利用高分辨率瞬态激光光谱研究了H₂(1,1)+CO₂碰撞中的能量转移。通过受激拉曼泵浦实现了对转动能级J = 1的v = 1转动态的选择性激发。利用瞬态吸收技术探测了与H₂(1,1)碰撞导致的CO₂的能量增益,通过泛音吸收测量确定了基态(00⁰0)和振动激发态(00⁰1)中新生CO₂转动布居的分布。通过测量多普勒展宽的瞬态线形确定了各个振转态中反冲CO₂的平动能分布。建立了一个动力学模型来描述与H₂(1,1)碰撞导致的CO₂态出现的速率。从扫描的相干反斯托克斯拉曼散射(CARS)中获得了光谱峰布居比n₀/n₁,其中n₀和n₁分别表示H₂在(0,1)和(1,1)能级的数密度。利用300K时H₂(v = 0)的转动玻尔兹曼分布,得出了n₁。使用CO₂(00⁰0) J = 48至76和CO₂(00⁰1) J = 5至33的数据获得了速率系数值。
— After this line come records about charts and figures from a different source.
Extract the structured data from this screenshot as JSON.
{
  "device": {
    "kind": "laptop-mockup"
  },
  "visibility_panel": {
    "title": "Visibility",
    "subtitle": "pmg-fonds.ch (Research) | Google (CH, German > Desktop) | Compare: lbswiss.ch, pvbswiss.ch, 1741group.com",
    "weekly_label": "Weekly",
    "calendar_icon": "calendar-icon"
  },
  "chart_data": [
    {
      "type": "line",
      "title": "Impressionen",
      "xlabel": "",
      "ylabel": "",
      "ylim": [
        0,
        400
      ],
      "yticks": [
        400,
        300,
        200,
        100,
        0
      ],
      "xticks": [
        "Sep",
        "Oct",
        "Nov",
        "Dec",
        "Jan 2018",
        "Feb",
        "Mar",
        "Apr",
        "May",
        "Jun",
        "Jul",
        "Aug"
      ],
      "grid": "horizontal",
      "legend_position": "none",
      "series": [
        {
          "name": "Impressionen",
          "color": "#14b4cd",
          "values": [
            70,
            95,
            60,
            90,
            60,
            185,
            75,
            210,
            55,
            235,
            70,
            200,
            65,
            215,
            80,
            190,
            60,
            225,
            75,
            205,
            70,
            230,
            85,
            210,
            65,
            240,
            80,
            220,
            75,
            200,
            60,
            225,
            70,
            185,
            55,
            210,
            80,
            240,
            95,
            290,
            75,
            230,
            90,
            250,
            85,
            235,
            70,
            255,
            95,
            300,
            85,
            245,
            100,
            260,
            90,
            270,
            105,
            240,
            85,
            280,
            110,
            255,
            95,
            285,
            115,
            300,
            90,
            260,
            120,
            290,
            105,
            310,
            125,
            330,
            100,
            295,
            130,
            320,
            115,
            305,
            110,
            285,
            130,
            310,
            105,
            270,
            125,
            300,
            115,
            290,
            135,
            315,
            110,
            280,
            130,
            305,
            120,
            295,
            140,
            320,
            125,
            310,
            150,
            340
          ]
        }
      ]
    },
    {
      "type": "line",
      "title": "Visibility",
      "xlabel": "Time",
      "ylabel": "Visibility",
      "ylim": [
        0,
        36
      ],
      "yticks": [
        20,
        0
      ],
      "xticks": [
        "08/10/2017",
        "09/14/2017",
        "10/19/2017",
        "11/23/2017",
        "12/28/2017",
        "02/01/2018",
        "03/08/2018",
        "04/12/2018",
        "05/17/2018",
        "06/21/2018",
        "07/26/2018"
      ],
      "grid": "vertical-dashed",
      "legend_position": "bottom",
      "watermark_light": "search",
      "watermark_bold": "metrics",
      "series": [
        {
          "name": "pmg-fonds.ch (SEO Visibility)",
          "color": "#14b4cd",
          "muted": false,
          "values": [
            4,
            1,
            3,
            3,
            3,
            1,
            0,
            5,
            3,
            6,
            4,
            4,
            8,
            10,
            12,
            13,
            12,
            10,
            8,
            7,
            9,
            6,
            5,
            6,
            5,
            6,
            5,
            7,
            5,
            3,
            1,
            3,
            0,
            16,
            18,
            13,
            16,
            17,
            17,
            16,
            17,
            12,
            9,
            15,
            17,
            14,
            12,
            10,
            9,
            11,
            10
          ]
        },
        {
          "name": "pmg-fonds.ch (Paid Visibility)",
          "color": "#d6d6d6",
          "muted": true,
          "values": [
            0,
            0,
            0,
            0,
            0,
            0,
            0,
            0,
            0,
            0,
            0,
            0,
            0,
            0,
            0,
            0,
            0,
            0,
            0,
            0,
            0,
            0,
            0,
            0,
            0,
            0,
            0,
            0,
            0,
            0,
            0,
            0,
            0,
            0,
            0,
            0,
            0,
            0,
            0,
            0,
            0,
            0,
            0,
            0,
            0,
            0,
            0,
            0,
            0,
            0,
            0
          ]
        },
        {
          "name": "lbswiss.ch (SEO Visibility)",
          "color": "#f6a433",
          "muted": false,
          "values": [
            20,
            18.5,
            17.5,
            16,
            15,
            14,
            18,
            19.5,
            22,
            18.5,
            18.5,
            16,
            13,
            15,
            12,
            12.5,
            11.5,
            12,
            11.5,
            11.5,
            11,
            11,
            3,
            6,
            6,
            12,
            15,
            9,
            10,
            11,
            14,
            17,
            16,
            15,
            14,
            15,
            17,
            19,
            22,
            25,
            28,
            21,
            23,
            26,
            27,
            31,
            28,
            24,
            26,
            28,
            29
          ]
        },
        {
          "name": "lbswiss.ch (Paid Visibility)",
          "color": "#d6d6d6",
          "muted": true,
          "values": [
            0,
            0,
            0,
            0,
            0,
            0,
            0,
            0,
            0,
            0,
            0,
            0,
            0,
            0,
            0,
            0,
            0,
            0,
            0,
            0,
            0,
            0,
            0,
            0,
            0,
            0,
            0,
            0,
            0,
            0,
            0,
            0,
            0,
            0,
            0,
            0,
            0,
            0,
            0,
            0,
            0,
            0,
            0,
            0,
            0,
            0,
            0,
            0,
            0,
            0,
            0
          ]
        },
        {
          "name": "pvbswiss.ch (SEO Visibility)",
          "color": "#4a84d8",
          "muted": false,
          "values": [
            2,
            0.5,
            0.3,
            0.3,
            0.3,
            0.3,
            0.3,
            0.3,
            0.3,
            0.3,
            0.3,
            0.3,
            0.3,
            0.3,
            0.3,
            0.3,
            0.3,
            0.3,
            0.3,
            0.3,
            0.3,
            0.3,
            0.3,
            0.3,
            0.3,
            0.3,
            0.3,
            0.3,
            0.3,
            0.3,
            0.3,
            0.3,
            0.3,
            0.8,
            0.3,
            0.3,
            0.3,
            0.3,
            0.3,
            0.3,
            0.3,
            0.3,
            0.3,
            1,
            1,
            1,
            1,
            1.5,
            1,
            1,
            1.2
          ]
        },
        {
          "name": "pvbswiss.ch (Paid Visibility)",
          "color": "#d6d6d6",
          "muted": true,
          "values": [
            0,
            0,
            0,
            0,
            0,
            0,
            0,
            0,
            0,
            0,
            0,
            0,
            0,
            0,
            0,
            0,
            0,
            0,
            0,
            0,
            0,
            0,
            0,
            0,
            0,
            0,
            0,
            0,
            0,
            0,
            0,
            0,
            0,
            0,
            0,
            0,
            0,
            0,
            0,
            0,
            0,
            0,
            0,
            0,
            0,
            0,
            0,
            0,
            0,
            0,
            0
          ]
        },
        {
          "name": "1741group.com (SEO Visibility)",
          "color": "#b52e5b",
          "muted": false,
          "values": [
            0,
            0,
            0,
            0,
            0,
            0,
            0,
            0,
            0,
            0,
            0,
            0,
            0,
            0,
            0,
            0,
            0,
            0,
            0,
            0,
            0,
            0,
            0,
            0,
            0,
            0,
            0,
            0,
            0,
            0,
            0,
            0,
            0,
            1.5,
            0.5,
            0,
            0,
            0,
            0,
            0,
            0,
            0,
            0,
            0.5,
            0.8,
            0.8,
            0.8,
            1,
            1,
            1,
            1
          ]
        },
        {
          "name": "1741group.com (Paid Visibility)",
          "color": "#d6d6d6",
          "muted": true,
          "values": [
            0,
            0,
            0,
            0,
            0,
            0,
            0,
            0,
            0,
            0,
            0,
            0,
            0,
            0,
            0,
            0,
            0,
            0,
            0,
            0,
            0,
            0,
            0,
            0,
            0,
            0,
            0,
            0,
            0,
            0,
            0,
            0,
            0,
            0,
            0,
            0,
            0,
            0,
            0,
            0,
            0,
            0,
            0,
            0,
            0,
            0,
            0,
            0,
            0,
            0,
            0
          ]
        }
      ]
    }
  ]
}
从(00⁰0)态出现推导的速率系数对于J = 48有K(tr) = (3.9±0.8)×10⁻¹¹cm³·分子⁻¹·s⁻¹,对于J = 76有k(tr) = (1.4±0.3)×10⁻¹⁰cm³·分子⁻¹·s⁻¹,对于较高J态呈单调增加。对于(00⁰1)态,k(tr)值相当恒定,为k(tr) = (4.3±0.9)×10⁻¹²cm³·分子⁻¹·s⁻¹。在H₂激发后0.5μs测量了新生CO₂态的转动布居。每个态的瞬态布居用玻尔兹曼转动分布进行拟合。相对于初始300K的CO₂分布,CO₂(00⁰0) J = 48 - 76转动态大量布居,该分布由Trot描述。激发态(00⁰1)的T(rot)为310K。(00⁰0)态的质心平动温度都远高于300K,对于J = 76,T(rel) = 1532K。相比之下,激发态(00⁰1)的J = 5 - 33能级的瞬态线形在初始300K分布之上没有显示出任何展宽,表明激发到(00⁰1)态不伴随平动能变化。